Attribution has not been definitively settled, but everybody thinks it was the Russians or a Russian-sponsored group. What happened was, the lights went out for I think 225,000 people for between one and eight hours depending on the subdivisions. What happened was in a sense the opposite of Stuxnet, a bunch of hackers did some spearfishing and stole VPN credentials, remote access credentials, logged into these electric distribution systems, and poked around the IT network, found more credentials, went deeper into the control system network. You know, did the usual – logged into the domain controller once they’d stolen those credentials, created their own accounts so they didn’t need to steal the remote access technicians accounts anymore, and settled in and watched. They watched the main user interface for the control system, they watched the operator operating the control system for the spaces. I think they said something like a month or six weeks.
And then, once they’d learned what all those screens look like, and how the operator manipulated those screens. Once they’d learned all that, they took action. They took over the mouse and the keyboard, they took over the screens, and they started drilling down into the screen that controlled a substation and turned off all the power. While an accomplice logged into the systems in the substation and erased the hard drives. and did this for something like thirty substations, turning off the power to thirty large parts of different cities.
Edward Amoroso: You know Andrew, one of the things you and I have talked about a couple of times is in this narrative that you’re going through, just like a classic APT in an IT context. That is the playbook that we see in IT realized in an OT setting, it’s the same rhythm, same approach, same litany that we see in APTs aimed at the environments with ultimate integration convergence of those approaches, right?
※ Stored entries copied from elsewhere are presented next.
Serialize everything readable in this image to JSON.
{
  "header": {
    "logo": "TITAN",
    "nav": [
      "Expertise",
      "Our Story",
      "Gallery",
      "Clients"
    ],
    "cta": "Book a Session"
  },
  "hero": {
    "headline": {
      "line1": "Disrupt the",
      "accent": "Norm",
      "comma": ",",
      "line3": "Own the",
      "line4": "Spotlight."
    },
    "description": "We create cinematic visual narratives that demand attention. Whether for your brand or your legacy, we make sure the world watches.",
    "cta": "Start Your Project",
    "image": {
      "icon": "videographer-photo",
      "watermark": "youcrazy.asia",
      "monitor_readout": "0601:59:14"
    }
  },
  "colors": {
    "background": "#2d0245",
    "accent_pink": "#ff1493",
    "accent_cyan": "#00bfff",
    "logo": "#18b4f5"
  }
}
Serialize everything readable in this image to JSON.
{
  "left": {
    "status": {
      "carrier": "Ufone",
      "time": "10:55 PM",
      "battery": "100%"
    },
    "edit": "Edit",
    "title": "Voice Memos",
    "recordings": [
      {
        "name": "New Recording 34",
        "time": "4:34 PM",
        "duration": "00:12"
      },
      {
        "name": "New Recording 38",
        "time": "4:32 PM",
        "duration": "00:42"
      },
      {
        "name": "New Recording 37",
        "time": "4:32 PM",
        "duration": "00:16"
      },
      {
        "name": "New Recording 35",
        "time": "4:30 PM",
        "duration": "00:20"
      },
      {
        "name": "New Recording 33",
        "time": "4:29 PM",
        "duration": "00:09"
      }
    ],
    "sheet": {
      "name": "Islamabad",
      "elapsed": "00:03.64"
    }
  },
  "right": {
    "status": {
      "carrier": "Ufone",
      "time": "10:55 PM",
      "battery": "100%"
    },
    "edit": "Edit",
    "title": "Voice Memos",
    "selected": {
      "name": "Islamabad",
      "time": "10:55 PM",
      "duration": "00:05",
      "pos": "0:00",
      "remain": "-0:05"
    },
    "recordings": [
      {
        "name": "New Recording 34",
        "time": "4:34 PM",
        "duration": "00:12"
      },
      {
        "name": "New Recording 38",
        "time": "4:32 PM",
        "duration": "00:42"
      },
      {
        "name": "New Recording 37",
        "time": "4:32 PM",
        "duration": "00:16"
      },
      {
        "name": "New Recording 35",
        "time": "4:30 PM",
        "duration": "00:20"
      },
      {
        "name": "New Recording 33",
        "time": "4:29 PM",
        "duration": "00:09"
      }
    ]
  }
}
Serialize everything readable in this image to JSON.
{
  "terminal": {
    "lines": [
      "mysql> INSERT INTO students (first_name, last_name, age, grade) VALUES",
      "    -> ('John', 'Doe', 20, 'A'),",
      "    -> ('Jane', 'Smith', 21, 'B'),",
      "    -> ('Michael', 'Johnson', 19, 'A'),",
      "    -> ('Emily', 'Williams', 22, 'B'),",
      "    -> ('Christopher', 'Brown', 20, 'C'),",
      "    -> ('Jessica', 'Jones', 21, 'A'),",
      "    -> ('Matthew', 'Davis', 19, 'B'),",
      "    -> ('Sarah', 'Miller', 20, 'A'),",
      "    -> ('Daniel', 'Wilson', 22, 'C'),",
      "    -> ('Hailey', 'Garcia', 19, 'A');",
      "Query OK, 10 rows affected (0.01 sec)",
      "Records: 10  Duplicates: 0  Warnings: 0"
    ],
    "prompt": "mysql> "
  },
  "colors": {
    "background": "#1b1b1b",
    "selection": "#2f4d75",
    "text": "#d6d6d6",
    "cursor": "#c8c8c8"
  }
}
Andrew Ginter: That’s right, and in fact since the articles we produce came out, the Department of Homeland Security in the United States just warned that this kind of attack (again they’re attributing it to Russian actors), that this kind of attack is happening in the North American electric sector and there you know these bad guys are stealing credentials, and logging in, and looking around and doing things. This seems to be, you know Stuxnet got a lot of press, but this seems to be the bread and butter attack we have to deal with today.
Edward Amoroso: I hope people pay attention because the consequences of not doing so in the typical industrial environment can be pretty awful.